Submission 89
GraphRAG for Plant Knowledge Extraction from Chinese Local Gazetteers
D1_TPoster-08
Presented by: Hui Li
Chinese Local gazetteers (a.k.a., difanghzi, Chinese 方志), are historical records that have been continually written or compiled by local officials and scholars, concerning a variety of topics such as local products, landscape, population, economy, and culture over time [Li & Li, 2022]. Jiangsu Province in the South of China has a history of over 2,000 years of compiling local gazetteers, and the gazetteer collections of regional products owned by Nanjing Agricultural University in Jiangsu is one of the largest gazetteer repositories in China.
Nowadays, with the support of cutting-edge digitization technology, researchers are increasingly focusing on discovering valuable knowledge from large-scale local gazetteers via text mining strategies. Most of the previous studies dedicated to the extraction and organization of entity information in historical texts, particularly concerning mentions and descriptions of persons, plants, and locations. For example, Chen et al. [2020] developed LoGaRT, a suite of digital tools for the retrieval and analysis of Chinese local gazetteers; Liu et al. [2022] applied natural language processing techniques to extract names of individuals and locations, along with their relations. However, relatively few studies have attempted to further interpret and leverage the implicit knowledge about local products (e.g., plants and animals) within these gazetteers (Li, 2021).
Rice is a staple food in southern China, with paddy rice serving as the one of the primary crops in Jiangsu Province. The local gazetteers encompass a variety of rice cultivars across most rice-growing regions including Jiangsu Province in China [Xia et al., 2024]. Each record in this digitized collection mainly consists of a rice name, the local gazetteer where the rice is recorded, the time when the gazetteer was published, and the corresponding rice description. By extracting rice information in gazetteers can provide researchers with the unique attributes of special rice varieties and the cultivation history of our ancestors.
In this study, we develop a knowledge-based chatbot system utilizing Generative AI technologies based on rice records in 544 local gazetteers from Jiangsu province spanning over 8 centuries. This system aims to introduce rice knowledge to the public and serve as a valuable reference for specialized rice breeding. This system consists of three key components: “Rice History”, “Rice Chatbot” and “Land of Rice and Fish". Each component is briefly introduced as follows.
Rice History:in this component, textual descriptions from local gazetteers, folklore records, and biographies are selected and displayed on the webpage. By reading these materials or listening to the corresponding AI-generated audios (click a mascot-figure of Nanjing Agricultural University) , users can gain a vivid understanding of Jiangsu rice history and culture.
Rice Chatbot: this component consists of two parts, i.e., the knowledge graph of rice cultivars and the retrieval augmented generation (RAG) boosted by the power of large language models to enhance users with an interactive and pleasant human-computer interaction. In graph module, nodes represent rice names and attributes, and edges represent relations between entities. When users raise a rice-relevant question, the chatbot quickly identifies the nodes and paths most closely associated with the query in graph, and then returns the targeted outputs to users.
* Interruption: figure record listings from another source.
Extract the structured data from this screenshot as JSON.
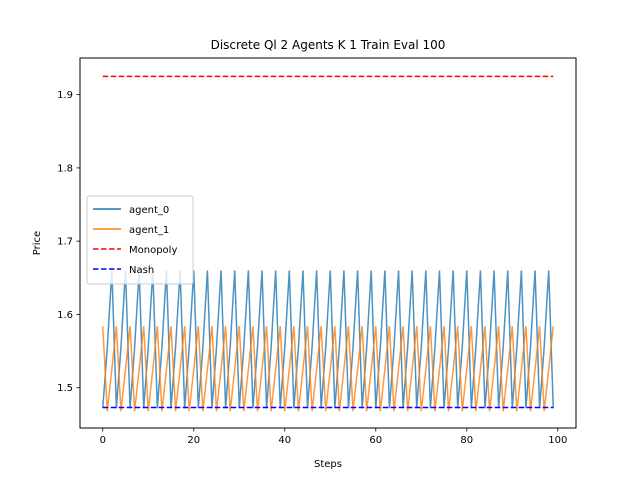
{
  "chart_data": {
    "type": "line",
    "title": "Discrete Ql 2 Agents K 1 Train Eval 100",
    "xlabel": "Steps",
    "ylabel": "Price",
    "xlim": [
      -5,
      104
    ],
    "ylim": [
      1.445,
      1.95
    ],
    "xticks": [
      0,
      20,
      40,
      60,
      80,
      100
    ],
    "yticks": [
      1.5,
      1.6,
      1.7,
      1.8,
      1.9
    ],
    "ytick_labels": [
      "1.5",
      "1.6",
      "1.7",
      "1.8",
      "1.9"
    ],
    "grid": false,
    "legend_position": "center-left",
    "series": [
      {
        "name": "agent_0",
        "color": "#1f77b4",
        "style": "solid",
        "pattern": {
          "x_start": 0,
          "x_end": 99,
          "cycle": [
            1.472,
            1.555,
            1.66
          ]
        }
      },
      {
        "name": "agent_1",
        "color": "#ff7f0e",
        "style": "solid",
        "pattern": {
          "x_start": 0,
          "x_end": 99,
          "cycle": [
            1.584,
            1.468,
            1.525
          ]
        }
      },
      {
        "name": "Monopoly",
        "color": "#ff0000",
        "style": "dashed",
        "x": [
          0,
          99
        ],
        "y": [
          1.925,
          1.925
        ]
      },
      {
        "name": "Nash",
        "color": "#0000ff",
        "style": "dashed",
        "x": [
          0,
          99
        ],
        "y": [
          1.473,
          1.473
        ]
      }
    ]
  }
}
While in RAG module, the textual descriptions and the internal knowledge of LLMs enable the system to integrate general knowledge into the rice domain knowledge during the dialogue process. Thus this platform not only addresses specialized questions on rice cultivation, but also provides broader insights by incorporating the knowledge of other related areas.
Land of Rice and Fish: this component is composed of three elements, the “Rice Map”, “Rice Chart”, and “Rice Game”. While appreciating the beauty of data, users can gain an in-depth understanding of the rice-related knowledge. Rice Map is visualized using a fish-shape hex map, which simulates the geographical outline of Jiangsu province. Users can click on different hexagon grids to view specific rice varieties and read corresponding descriptions from local gazetteers, respectively. Rice Chart displays the key statistics of rice varieties in Jiangsu via visualized charts on animated painting scroll. Rice Game features an interactive game and players are guided through matching challenges which incorporates rice knowledge, such as key traits, cultivation environment and phenotypes. With a designed interface and simple rules, this game offers a delightful user experience, aiming to promote public awareness and interest in rice science, particularly among young users.
This system serves as an effective tool for the retrieval and analysis of plant knowledge within collections of Chinese local gazetteers. Users who are interested in traditional Chinese culture and/or domain experts in need of resources of local rice varieties, can find the information they need on this system.